Nonlinear local piezoelectric deformation in ferroelectric thin films studied by scanning force microscopy

Local piezoelectric deformation is investigated in (Pb,La)TiO3 (PLT) and Pb(Zr,Ti)O-3 (PZT) thin films via scanning force microscopy (SFM) as a function of the ac voltage V-ac applied between the conducting tip and the bottom electrode. Thus obtained voltage dependence of the effective piezoelectric coefficient (local piezoelectric nonlinearity) is compared with the corresponding macroscopic piezoelectric behavior determined by laser interferometry. As expected, the local piezoresponse of PLT films measured inside uniformly polarized areas (ferroelectric domains) remains almost linear with increasing V-ac until the driving voltage becomes comparable with the coercive one.
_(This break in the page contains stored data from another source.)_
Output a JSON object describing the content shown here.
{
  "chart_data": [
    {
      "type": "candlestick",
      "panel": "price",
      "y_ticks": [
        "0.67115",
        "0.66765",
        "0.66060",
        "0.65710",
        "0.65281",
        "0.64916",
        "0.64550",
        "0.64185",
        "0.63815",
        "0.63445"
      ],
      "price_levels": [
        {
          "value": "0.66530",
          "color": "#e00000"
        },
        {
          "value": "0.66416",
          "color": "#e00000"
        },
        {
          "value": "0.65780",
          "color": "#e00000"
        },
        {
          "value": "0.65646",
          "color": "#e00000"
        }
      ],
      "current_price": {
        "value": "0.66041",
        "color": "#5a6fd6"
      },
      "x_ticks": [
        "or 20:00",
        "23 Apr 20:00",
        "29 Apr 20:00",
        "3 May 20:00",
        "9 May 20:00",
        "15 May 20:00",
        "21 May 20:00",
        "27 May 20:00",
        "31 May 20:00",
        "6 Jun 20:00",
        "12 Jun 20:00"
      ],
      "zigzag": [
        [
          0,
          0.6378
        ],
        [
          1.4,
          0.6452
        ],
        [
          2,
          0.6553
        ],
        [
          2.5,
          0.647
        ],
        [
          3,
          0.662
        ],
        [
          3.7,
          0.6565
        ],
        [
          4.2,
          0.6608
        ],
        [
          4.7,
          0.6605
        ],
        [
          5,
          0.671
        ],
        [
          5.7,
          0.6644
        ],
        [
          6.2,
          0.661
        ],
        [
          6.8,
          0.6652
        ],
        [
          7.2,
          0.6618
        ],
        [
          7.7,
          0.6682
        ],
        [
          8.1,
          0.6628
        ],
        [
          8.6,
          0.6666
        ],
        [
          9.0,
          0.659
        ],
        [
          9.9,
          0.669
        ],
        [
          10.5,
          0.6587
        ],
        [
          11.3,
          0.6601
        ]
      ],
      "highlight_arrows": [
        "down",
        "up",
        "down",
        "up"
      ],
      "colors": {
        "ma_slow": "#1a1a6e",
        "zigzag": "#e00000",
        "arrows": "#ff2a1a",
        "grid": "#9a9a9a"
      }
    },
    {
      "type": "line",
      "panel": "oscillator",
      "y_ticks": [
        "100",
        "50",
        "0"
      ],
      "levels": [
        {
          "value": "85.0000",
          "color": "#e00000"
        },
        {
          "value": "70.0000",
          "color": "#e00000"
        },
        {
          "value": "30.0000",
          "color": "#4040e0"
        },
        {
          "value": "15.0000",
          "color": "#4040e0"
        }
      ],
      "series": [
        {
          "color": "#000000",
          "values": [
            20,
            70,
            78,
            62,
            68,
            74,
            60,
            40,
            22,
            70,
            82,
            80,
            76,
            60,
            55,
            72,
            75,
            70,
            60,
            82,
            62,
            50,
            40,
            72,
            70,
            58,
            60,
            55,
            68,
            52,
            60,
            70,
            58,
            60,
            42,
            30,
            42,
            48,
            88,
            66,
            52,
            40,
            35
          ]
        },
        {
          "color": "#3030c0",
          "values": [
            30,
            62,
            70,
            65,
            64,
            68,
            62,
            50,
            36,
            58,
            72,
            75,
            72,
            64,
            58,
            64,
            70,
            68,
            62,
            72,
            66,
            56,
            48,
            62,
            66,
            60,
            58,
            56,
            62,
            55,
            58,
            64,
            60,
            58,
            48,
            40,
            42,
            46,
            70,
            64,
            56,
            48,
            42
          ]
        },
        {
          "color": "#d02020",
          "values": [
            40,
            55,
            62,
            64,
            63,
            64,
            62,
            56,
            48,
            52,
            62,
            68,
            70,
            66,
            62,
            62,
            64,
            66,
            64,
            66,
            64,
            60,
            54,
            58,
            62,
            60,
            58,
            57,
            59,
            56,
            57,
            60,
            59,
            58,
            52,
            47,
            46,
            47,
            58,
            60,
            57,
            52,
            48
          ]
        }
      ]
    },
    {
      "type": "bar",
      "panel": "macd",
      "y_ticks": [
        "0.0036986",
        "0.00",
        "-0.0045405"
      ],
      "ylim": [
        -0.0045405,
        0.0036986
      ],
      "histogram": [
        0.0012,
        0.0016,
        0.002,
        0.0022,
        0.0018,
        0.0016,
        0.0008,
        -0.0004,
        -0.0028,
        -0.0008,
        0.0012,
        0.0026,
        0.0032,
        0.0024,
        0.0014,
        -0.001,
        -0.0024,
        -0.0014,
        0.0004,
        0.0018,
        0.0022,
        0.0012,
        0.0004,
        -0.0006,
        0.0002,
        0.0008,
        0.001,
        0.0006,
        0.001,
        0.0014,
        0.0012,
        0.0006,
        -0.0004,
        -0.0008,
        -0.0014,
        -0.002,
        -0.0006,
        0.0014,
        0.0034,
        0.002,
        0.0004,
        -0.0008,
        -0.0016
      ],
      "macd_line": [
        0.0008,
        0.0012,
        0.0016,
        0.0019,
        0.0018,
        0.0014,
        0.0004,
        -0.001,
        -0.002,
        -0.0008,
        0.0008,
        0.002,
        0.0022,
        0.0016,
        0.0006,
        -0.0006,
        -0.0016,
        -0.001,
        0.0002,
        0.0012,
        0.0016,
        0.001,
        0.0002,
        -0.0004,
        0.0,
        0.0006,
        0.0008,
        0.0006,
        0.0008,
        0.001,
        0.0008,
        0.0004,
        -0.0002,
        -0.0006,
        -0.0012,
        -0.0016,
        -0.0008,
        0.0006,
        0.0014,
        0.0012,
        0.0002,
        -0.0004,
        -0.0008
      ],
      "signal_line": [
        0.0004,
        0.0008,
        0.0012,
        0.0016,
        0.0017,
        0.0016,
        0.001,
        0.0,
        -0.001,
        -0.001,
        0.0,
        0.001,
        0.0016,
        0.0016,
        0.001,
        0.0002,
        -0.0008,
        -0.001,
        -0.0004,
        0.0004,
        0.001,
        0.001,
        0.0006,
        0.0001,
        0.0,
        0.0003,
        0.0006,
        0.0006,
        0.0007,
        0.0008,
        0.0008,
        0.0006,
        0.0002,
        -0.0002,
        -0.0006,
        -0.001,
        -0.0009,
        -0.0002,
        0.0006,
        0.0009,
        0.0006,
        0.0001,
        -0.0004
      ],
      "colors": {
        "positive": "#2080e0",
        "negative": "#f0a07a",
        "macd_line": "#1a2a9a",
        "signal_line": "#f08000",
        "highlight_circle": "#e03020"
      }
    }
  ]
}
The corresponding macroscopic response is substantially nonlinear, suggesting significant contribution from the motion of 90 degrees domain walls. On the contrary, in PZT films the local piezoelectric behavior is strongly nonlinear, whereas the macroscopic piezoelectric coefficient is almost field independent. Moreover, depending on the polarity of probed as-grown domains, the local piezocoefficient of PZT films is found to display either enhancement or reduction with increasing ac voltage. The positive domains (i.e., domains having polarization vector pointing to the film-free surface) are often unstable with increasing V-ac and switch into the opposite polarization state under an ac voltage several times smaller than that required for global polarization reversal. This effect is explained by the presence of charged domain boundaries below the surface and their local depinning induced by external field. It is envisaged that SFM can be used not only for polarization mapping of ferroelectric surfaces but also as a probe for studying local polarization profiles beneath the SFM tip. (c) 2005 American Institute of Physics.